Prevention and Treatment of Postpartum Depression
Prevention of the condition attempts to eliminate the risk factors. The treatment involves the affected mother as well as the children and other family members, who may be affected by the disease. Rishel (2012) reiterates that when developing and executing prevention and treatment interventions, the target should be the mother-child unit. Since the workplace can be a source of stress that causes maternal depression, there should be workplace modifications in the state and national policies to support mothers and reduce the risk for postpartum depression (Selix & Goyal, 2015). Proper care and education should be given during the perinatal period to address the psychological stresses and challenges that can predispose women to postpartum depression. After delivery, Parent-Child Interaction Therapy (PCIT) is the strategy to treat both the child and the depressed mother (Rishel, 2012). The therapy targets the mother-child unit through the provision of play and behavioral therapy techniques so as to improve the relationship and establish connection. Also, the parent should receive education on how to establish appropriate limits. Furthermore, psychiatric management of severe cases of post-partum depression should be in place.

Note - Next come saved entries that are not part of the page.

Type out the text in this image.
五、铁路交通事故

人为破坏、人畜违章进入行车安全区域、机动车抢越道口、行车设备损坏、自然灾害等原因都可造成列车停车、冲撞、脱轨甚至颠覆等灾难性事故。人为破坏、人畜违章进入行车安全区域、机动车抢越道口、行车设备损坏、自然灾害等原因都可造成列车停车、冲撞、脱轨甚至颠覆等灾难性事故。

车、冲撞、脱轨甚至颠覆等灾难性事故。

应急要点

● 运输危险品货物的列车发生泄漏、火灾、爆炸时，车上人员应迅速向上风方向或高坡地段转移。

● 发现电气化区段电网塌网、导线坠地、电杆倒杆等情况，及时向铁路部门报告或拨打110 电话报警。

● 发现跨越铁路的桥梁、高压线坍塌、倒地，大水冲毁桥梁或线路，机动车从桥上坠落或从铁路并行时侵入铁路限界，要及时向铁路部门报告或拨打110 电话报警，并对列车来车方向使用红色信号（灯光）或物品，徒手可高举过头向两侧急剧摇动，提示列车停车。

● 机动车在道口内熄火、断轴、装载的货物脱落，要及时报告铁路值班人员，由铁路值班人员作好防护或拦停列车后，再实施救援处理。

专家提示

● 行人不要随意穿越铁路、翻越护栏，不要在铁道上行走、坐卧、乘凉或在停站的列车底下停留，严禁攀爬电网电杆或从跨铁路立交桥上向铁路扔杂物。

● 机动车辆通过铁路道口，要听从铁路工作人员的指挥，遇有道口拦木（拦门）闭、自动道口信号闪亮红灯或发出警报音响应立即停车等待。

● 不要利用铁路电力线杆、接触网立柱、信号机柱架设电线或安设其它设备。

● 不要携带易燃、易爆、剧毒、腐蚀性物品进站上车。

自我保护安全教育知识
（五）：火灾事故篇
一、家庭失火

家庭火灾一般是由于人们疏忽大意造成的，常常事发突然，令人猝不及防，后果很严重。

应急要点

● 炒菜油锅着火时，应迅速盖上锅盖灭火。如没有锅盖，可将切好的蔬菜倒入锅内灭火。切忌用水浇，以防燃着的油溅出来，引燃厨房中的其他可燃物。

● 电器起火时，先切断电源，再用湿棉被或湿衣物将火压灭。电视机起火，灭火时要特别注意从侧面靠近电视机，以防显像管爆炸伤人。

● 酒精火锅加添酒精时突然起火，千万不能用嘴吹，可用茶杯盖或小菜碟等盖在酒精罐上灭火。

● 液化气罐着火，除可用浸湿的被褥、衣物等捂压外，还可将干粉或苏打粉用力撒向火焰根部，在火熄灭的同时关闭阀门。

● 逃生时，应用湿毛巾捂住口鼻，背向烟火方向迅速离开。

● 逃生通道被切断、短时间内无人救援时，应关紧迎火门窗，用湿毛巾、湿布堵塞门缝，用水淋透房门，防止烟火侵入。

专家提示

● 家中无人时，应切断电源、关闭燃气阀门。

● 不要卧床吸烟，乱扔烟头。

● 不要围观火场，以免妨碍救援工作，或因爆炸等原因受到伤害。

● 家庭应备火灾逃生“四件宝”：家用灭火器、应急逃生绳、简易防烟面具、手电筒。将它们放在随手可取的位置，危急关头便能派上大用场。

Postpartum depression affects women of the childbearing age due to the high prevalence of risk factors, but the prevention and treatment measures can help curb the problem. The susceptible groups of community are women of low socioeconomic status that manifests through high levels of poverty, unemployment, and low income. Marital problems, such as stressful interactions with the husband or having a spouse with a psychiatric illness, predispose women to postpartum depression. Antenatal problems that include having depressive and anxiety symptoms and bad attitudes towards pregnancies are contributing factors. The disease adversely affects the economy since it results in the expenditure to treat the condition and loss of money through reduced employee productivity and absenteeism. Moreover, children suffer its consequences due to the likelihood of developing depression and abnormal social behaviors. However, prevention strategies that focus on the risk factors and treatment of the mother child-unit can help curb the health challenge and provide conditions for enjoying motherhood.